Jon and Dora, together with the “family” of Rocca delle Tre Contrade, harvest lemons every four months, totalling 100 tonnes per year. From the third flowering obtained by what is known as “coaxing the plant”, they obtain Verdello dell’Etna, a lemon with a characteristic and exquisitely fragrant peel.
Used in the production of the famous digestive Limoncello, in the preparation of cakes and jams, cut into slices or wedges for drinks and summer dishes, lemons share the stage with various types of oranges (the orange blossom imparts a very intense perfume to the whole orchard), grapefruit and citrons, mulberries, medlars and persimmons, cherry and apricot trees: the small, white, honey-sweet fruits are said to be of a very ancient variety whose name has yet to be discovered. Wild peach and fig trees stand shoulder-to-shoulder with olive trees, from which they obtain around 100 litres of oil each year.
The plants at Rocca delle Tre Contrade grow at an impressive rate: the secret lies in the volcanic soil. Every time Etna erupts, everything is covered with a very fine layer of black sand, the ash, which is an excellent fertiliser. This phenomenon requires time-consuming cleaning of the plants and soil, but is one of the main reasons why a 50 cm tall pine tree can become a 12 metre giant in just twelve years.
Having a large, productive kitchen garden means being able to offer your guests fresh, locally grown vegetables every day.
Every year, the vegetable garden at Rocca delle Tre Contrade expands a little, to increase the quantity and variety of crops: there are courgettes, aubergines, onions, pumpkins, 5-6 types of tomatoes, green-leaf vegetables, beets, peas, broad beans, artichokes.
Seasonality is an important element that dictates what will be on the menu on any given day and is occasionally circumvented by freezing vegetables for use at a later date: why would you ever give up Dora’s excellent risotto primavera even when the temperatures are decidedly summery?
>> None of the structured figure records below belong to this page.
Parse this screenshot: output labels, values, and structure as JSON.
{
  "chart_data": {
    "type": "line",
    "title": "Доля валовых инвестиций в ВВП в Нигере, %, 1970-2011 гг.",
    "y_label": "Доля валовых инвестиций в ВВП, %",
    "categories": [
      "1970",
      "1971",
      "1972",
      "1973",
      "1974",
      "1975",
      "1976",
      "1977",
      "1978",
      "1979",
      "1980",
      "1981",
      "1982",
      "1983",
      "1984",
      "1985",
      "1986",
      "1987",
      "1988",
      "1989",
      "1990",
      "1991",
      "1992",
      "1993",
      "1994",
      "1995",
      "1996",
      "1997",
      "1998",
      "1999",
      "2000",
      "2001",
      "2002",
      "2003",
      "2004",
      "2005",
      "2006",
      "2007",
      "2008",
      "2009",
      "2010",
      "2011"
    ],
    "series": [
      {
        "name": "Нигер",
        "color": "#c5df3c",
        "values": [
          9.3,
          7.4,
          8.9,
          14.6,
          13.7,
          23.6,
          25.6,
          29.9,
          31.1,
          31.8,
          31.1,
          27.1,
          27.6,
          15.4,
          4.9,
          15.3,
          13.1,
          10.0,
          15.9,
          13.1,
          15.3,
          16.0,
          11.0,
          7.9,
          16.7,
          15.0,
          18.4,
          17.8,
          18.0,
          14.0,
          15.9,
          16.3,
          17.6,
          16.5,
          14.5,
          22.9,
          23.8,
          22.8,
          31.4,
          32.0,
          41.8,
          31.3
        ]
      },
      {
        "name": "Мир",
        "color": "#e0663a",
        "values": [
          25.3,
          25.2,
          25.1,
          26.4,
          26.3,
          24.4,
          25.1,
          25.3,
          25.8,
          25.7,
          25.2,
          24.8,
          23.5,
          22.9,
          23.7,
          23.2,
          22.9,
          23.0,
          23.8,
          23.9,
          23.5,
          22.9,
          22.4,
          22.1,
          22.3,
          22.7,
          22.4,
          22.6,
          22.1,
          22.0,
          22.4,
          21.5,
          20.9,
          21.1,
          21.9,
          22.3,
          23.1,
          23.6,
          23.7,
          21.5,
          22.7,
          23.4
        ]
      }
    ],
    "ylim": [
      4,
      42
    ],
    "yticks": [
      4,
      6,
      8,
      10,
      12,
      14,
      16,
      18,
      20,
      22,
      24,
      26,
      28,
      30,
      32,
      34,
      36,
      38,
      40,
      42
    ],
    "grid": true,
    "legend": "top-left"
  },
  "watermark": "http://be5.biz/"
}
The garden of Rocca delle Contrade is constantly changing: like the interior of the villa, it has not been over-planned, precisely to create the feeling of something that has been there for a long time, that has grown and developed naturally, without being forced.
With more than 500 rose plants and many varieties of flowers, the table decorations are always different, as are those for dishes and desserts (roses, for example, are edible).
Most of the plants are those of the Mediterranean maquis shrublands, which are very hardy and do not need watering.
Such rich and generous soil also plays host to many wild herbs, which Dora uses for the recipes she proposes to her guests: the common sowthistle, wild fennel, the Mediterranean cabbage, known locally as “caliceddi”, cat’s ears that the locals call “cosc`î vecchia”, are precious and tasty ingredients of her cuisine.
Using wild herbs for cooking is an ancient art that requires experience and attention: there are more than two hundred edible types, but recognising them is not always easy.
Dora knows exactly which ones to forage and how to use them to make the most of their flavour and nutritional properties, creating tasty, traditional, and original dishes.
Taking care of a garden, of a house, of a guest, is a task that Jon, Dora, the gardeners, and the people who make Rocca delle Tre Contrade a unique place perform with passion and dedication: every plant is followed in its growth, every corner of the villa is cared for down to the smallest detail, every person is listened to, pampered and looked after as if they were part of the family.